In the quest to make city elections more transparent, the Los Angeles City Ethics Commission is exploring whether to demand more information from businesses and other groups that donate directly to local campaigns.
At a meeting Wednesday, commissioners said they wanted city staffers to come up with ways to require corporations, limited liability companies and other “non-individual” campaign donors to publicly disclose more information about who controls them. The concern, said commission President Jessica Levinson, is that “it is really difficult to follow the money.”
The push for more information comes after The Times reported on how challenging it is to track who is behind campaign donations made by such groups. Many businesses — particularly small, privately held limited liability companies — do not have to publicly report who owns them.
That can leave it unclear who is financially backing a candidate. It can also make it harder for ordinary Angelenos to tell if donors are evading city campaign contribution limits by giving to a candidate through multiple entities. The Times found several instances in which different companies with the same chief executive, address or both donated to a candidate, but publicly available records left it unclear whether the companies were commonly owned.
Mike Altschule, policy director of the commission, said its investigators are “very good at ferreting out” such violations.
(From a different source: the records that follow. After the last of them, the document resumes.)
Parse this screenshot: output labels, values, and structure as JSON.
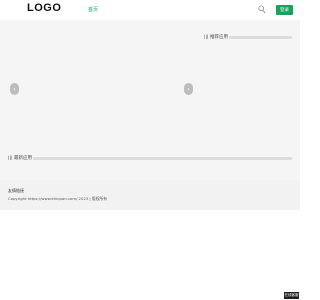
{
  "header": {
    "logo": "LOGO",
    "nav_home": "首页",
    "search_icon": "search-icon",
    "login_label": "登录",
    "accent_color": "#19a15f"
  },
  "main": {
    "section1_title": "||| 推荐应用",
    "prev_icon": "chevron-left-icon",
    "next_icon": "chevron-right-icon",
    "prev_symbol": "‹",
    "next_symbol": "›",
    "section2_title": "||| 最新应用"
  },
  "footer": {
    "link": "友情链接",
    "copyright": "Copyright https://www.khiquan.com/ 2023 | 版权所有"
  },
  "floating_tag": "在线客服"
}
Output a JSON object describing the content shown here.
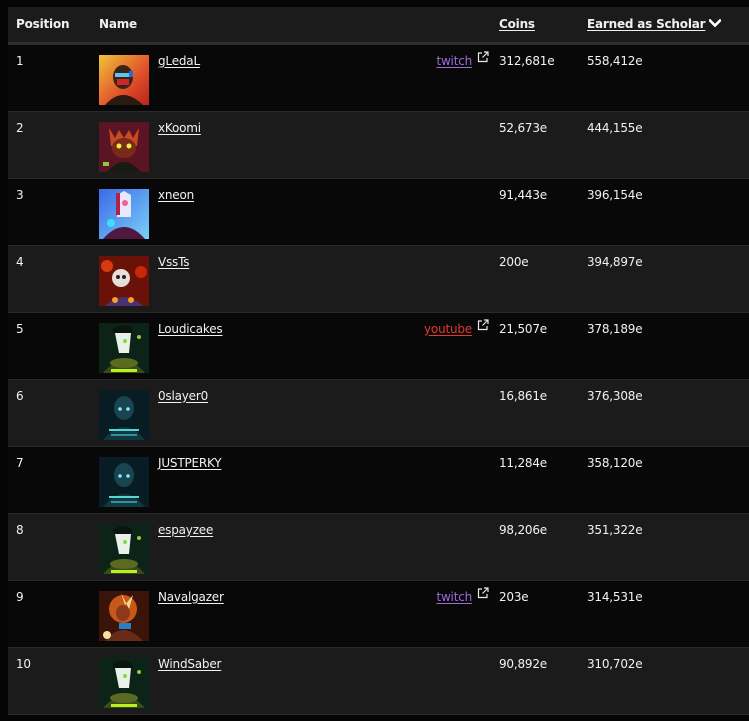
{
  "table": {
    "headers": {
      "position": "Position",
      "name": "Name",
      "coins": "Coins",
      "earned": "Earned as Scholar",
      "sort_indicator": "chevron-down-icon"
    },
    "colors": {
      "twitch": "#9b6bd9",
      "youtube": "#e03a2e"
    },
    "rows": [
      {
        "position": "1",
        "name": "gLedaL",
        "social": "twitch",
        "coins": "312,681e",
        "earned": "558,412e",
        "avatar": "red-yellow-masked-hero"
      },
      {
        "position": "2",
        "name": "xKoomi",
        "social": "",
        "coins": "52,673e",
        "earned": "444,155e",
        "avatar": "red-horned-demon"
      },
      {
        "position": "3",
        "name": "xneon",
        "social": "",
        "coins": "91,443e",
        "earned": "396,154e",
        "avatar": "blue-white-armored-hero"
      },
      {
        "position": "4",
        "name": "VssTs",
        "social": "",
        "coins": "200e",
        "earned": "394,897e",
        "avatar": "skull-fire"
      },
      {
        "position": "5",
        "name": "Loudicakes",
        "social": "youtube",
        "coins": "21,507e",
        "earned": "378,189e",
        "avatar": "green-glowing-mask"
      },
      {
        "position": "6",
        "name": "0slayer0",
        "social": "",
        "coins": "16,861e",
        "earned": "376,308e",
        "avatar": "teal-armored-knight"
      },
      {
        "position": "7",
        "name": "JUSTPERKY",
        "social": "",
        "coins": "11,284e",
        "earned": "358,120e",
        "avatar": "teal-armored-knight"
      },
      {
        "position": "8",
        "name": "espayzee",
        "social": "",
        "coins": "98,206e",
        "earned": "351,322e",
        "avatar": "green-glowing-mask"
      },
      {
        "position": "9",
        "name": "Navalgazer",
        "social": "twitch",
        "coins": "203e",
        "earned": "314,531e",
        "avatar": "orange-flame-warrior"
      },
      {
        "position": "10",
        "name": "WindSaber",
        "social": "",
        "coins": "90,892e",
        "earned": "310,702e",
        "avatar": "green-glowing-mask"
      }
    ]
  }
}
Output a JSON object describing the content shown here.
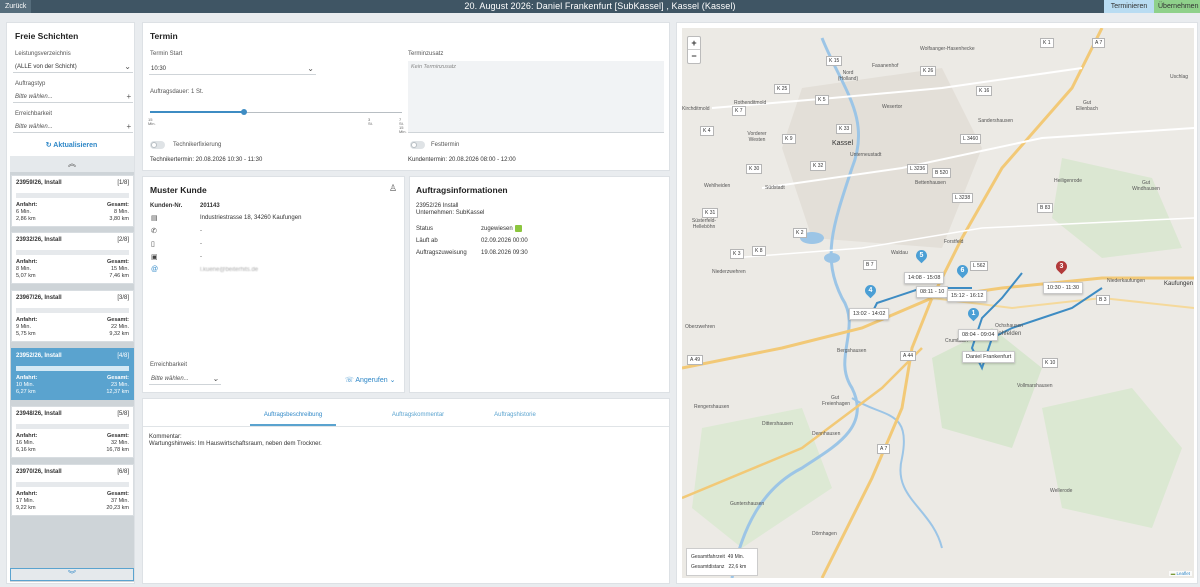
{
  "topbar": {
    "back": "Zurück",
    "title": "20. August 2026: Daniel Frankenfurt [SubKassel] , Kassel (Kassel)",
    "terminieren": "Terminieren",
    "uebernehmen": "Übernehmen"
  },
  "sidebar": {
    "title": "Freie Schichten",
    "leistung_label": "Leistungsverzeichnis",
    "leistung_value": "(ALLE von der Schicht)",
    "auftragstyp_label": "Auftragstyp",
    "auftragstyp_value": "Bitte wählen...",
    "erreichbarkeit_label": "Erreichbarkeit",
    "erreichbarkeit_value": "Bitte wählen...",
    "refresh": "Aktualisieren",
    "anfahrt_label": "Anfahrt:",
    "gesamt_label": "Gesamt:",
    "items": [
      {
        "title": "23959/26, Install",
        "count": "[1/8]",
        "a_min": "6 Min.",
        "a_km": "2,86 km",
        "g_min": "8 Min.",
        "g_km": "3,80 km"
      },
      {
        "title": "23932/26, Install",
        "count": "[2/8]",
        "a_min": "8 Min.",
        "a_km": "5,07 km",
        "g_min": "15 Min.",
        "g_km": "7,46 km"
      },
      {
        "title": "23967/26, Install",
        "count": "[3/8]",
        "a_min": "9 Min.",
        "a_km": "5,75 km",
        "g_min": "22 Min.",
        "g_km": "9,32 km"
      },
      {
        "title": "23952/26, Install",
        "count": "[4/8]",
        "a_min": "10 Min.",
        "a_km": "6,27 km",
        "g_min": "23 Min.",
        "g_km": "12,37 km"
      },
      {
        "title": "23948/26, Install",
        "count": "[5/8]",
        "a_min": "16 Min.",
        "a_km": "6,16 km",
        "g_min": "32 Min.",
        "g_km": "16,78 km"
      },
      {
        "title": "23970/26, Install",
        "count": "[6/8]",
        "a_min": "17 Min.",
        "a_km": "9,22 km",
        "g_min": "37 Min.",
        "g_km": "20,23 km"
      }
    ]
  },
  "termin": {
    "title": "Termin",
    "start_label": "Termin Start",
    "start_value": "10:30",
    "dauer_label": "Auftragsdauer: 1 St.",
    "tick_15": "15",
    "tick_min": "Min.",
    "tick_3": "3",
    "tick_st": "St.",
    "tick_7": "7",
    "tick_7b": "St.",
    "tick_15b": "15",
    "tick_minb": "Min.",
    "zusatz_label": "Terminzusatz",
    "zusatz_placeholder": "Kein Terminzusatz",
    "fix_label": "Technikerfixierung",
    "fest_label": "Festtermin",
    "techniker_termin": "Technikertermin: 20.08.2026 10:30 - 11:30",
    "kunden_termin": "Kundentermin: 20.08.2026 08:00 - 12:00"
  },
  "kunde": {
    "title": "Muster Kunde",
    "nr_label": "Kunden-Nr.",
    "nr_value": "201143",
    "address": "Industriestrasse 18, 34260 Kaufungen",
    "phone": "-",
    "mobile": "-",
    "fax": "-",
    "email": "l.kuene@beiterhits.de",
    "erreichbarkeit_label": "Erreichbarkeit",
    "erreichbarkeit_value": "Bitte wählen...",
    "angerufen": "Angerufen"
  },
  "auftrag": {
    "title": "Auftragsinformationen",
    "line1": "23952/26 Install",
    "line2": "Unternehmen: SubKassel",
    "status_label": "Status",
    "status_value": "zugewiesen",
    "status_color": "#8cc63f",
    "laeuft_label": "Läuft ab",
    "laeuft_value": "02.09.2026 00:00",
    "zuweisung_label": "Auftragszuweisung",
    "zuweisung_value": "19.08.2026 09:30"
  },
  "tabs": {
    "beschreibung": "Auftragsbeschreibung",
    "kommentar": "Auftragskommentar",
    "historie": "Auftragshistorie"
  },
  "kommentar": {
    "label": "Kommentar:",
    "text": "Wartungshinweis: Im Hauswirtschaftsraum, neben dem Trockner."
  },
  "map": {
    "zoom_in": "+",
    "zoom_out": "−",
    "places": [
      "Wolfsanger-Hasenhecke",
      "Fasanenhof",
      "Nord (Holland)",
      "Rothenditmold",
      "Kirchditmold",
      "Wesertor",
      "Vorderer Westen",
      "Kassel",
      "Unterneustadt",
      "Sandershausen",
      "Gut Ellenbach",
      "Bettenhausen",
      "Heiligenrode",
      "Gut Windhausen",
      "Wehlheiden",
      "Südstadt",
      "Forstfeld",
      "Süsterfeld-Helleböhn",
      "Niederzwehren",
      "Waldau",
      "Niederkaufungen",
      "Kaufungen",
      "Oberzwehren",
      "Lohfelden",
      "Bergshausen",
      "Gut Freienhagen",
      "Vollmarshausen",
      "Rengershausen",
      "Crumbach",
      "Ochshausen",
      "Dennhausen",
      "Dittershausen",
      "Wellerode",
      "Guntershausen",
      "Dörnhagen",
      "Uschlag"
    ],
    "roads": [
      "A 7",
      "K 15",
      "K 26",
      "K 16",
      "K 25",
      "K 7",
      "K 5",
      "K 4",
      "K 9",
      "K 33",
      "K 32",
      "K 30",
      "K 31",
      "K 3",
      "K 8",
      "K 2",
      "B 3",
      "B 7",
      "A 49",
      "A 44",
      "B 83",
      "L 3236",
      "L 562",
      "L 3460",
      "B 520",
      "A 7",
      "K 10",
      "K 1",
      "L 3238"
    ],
    "time_labels": [
      "14:08 - 15:08",
      "08:11 - 10",
      "15:12 - 16:12",
      "13:02 - 14:02",
      "08:04 - 09:04",
      "10:30 - 11:30"
    ],
    "pins": [
      "5",
      "6",
      "4",
      "1",
      "3"
    ],
    "driver_label": "Daniel Frankenfurt",
    "info_fahrzeit_label": "Gesamtfahrzeit",
    "info_fahrzeit_value": "49 Min.",
    "info_distanz_label": "Gesamtdistanz",
    "info_distanz_value": "22,6 km",
    "attribution": "Leaflet"
  },
  "colors": {
    "accent": "#5aa3cf",
    "topbar": "#3f5564",
    "terminieren": "#b9dcf2",
    "uebernehmen": "#8fd18b",
    "water": "#9cc5e6",
    "road": "#f2c977",
    "route": "#3e8cc3",
    "pin_red": "#b23a3a"
  }
}
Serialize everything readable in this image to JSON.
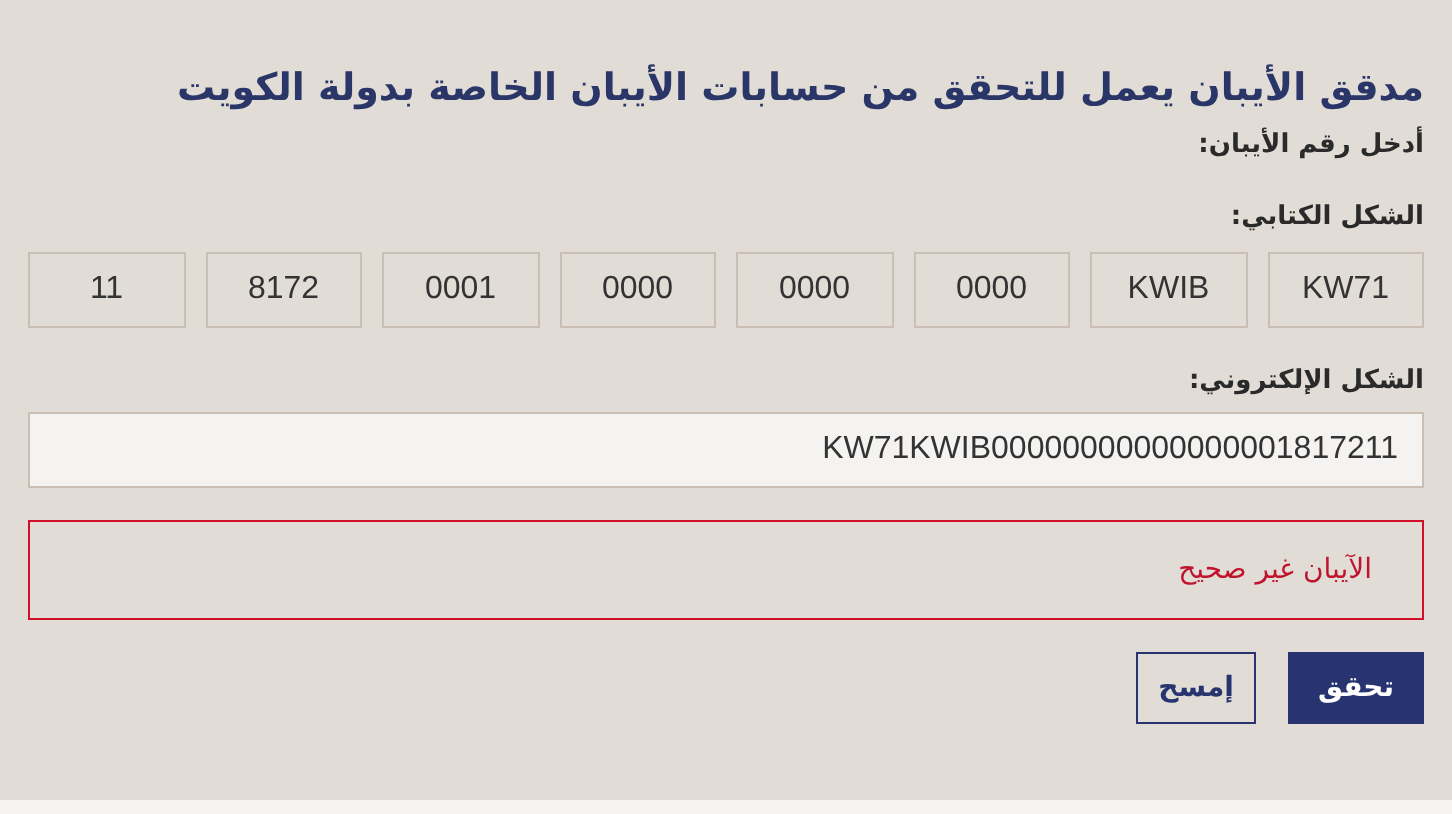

Ethics Commission staffers have the power to obtain personal, banking or business records that can shed more light on who controls a company and help confirm if such donors are breaking campaign law. But it can take years before city auditors are able to comb through donations to every campaign.
The bulk of the money given to local candidates has come from individuals, rather than groups, an Ethics Commission analysis found. In city elections spanning the last decade, 22.5% of direct campaign contributions came from groups, including nearly 9.1% from corporations, 2.5% from LLCs and almost 11% from other groups including committees, partnerships and labor organizations.
The percentage of money coming from businesses and other groups has fallen over time, likely as a result of changes in city campaign finance laws, including a restriction on donations from city bidders and contractors. Limited liability corporations, which can be more “opaque” than other kinds of business entities, give an especially slim percentage of campaign contributions, Altschule pointed out.
Such non-individual donations were involved in 76% of all cases where donors were caught exceeding city contribution limits during elections from 2005 to 2011, but Altschule added that the excessive amounts given in those cases added up to only $92,082 — 0.22% of all contributions to candidates during that time.
The numbers “really left me with the impression that our laws are working,” Altschule told members of the commission Wednesday. For instance, local candidates rarely come close to reaching the city cap on how much of their campaign funding can come from groups, the report found. (The analysis did not include money given to independent committees not controlled by candidates, which are legally allowed to spend unlimited amounts to support or oppose them.)
Levinson said such information was useful, but that it didn’t address the broader question of whether such donations were sufficiently transparent to the public.
Even if LLCs and other groups do not give the bulk of campaign money, “that doesn’t mean we shouldn’t still want to know who’s behind it,” Commissioner Nathan Hochman later added.
Some cities bar businesses and other entities from giving to campaigns: San Diego, for instance, allows campaign contributions only from individuals and from political parties, prohibiting donations from all other entities. After the Ethics Commission asked the public to weigh in on that idea, several people argued that L.A. should follow suit and ban such donations.
“It’s a clean rule. It’s a simple one.... And it’s practiced by many cities,” said Kathay Feng, executive director of California Common Cause, which advocates for open government. Short of that, Los Angeles could require corporations and other entities to reveal who their “principal” is when they donate, Feng said.
But some campaign consultants worry that imposing such rules would make it much harder to raise money at a time when city candidates are already bracing for more costly campaigns. Shifting local elections to the same years as state and national contests, as Los Angeles voters recently opted to do, means candidates will need to spend more to be heard, they say.
“This does not seem like the best time to be making it more difficult to raise funds for municipal election campaigns,” political consultant Larry Levine wrote to the commission.
Barring groups from donating directly to candidates would simply push them toward funding independent committees, which are “a far more negative influence on the electoral process,” Levine argued. As for requiring campaigns to get more information from corporate donors, political attorney Stephen Kaufman said that “campaigns are already under significant strain to gather the information necessary to comply with the current disclosure requirements.”
Bans on business contributions have also been challenged in court by groups that argue they violate free speech rights. Altschule said it would be easier for Los Angeles to make a case for requiring more information from donors than to totally ban some kinds of contributions, which requires “a higher burden of proof that you have to show.”
The Ethics Commission is expected to continue its discussion at its next meeting in October.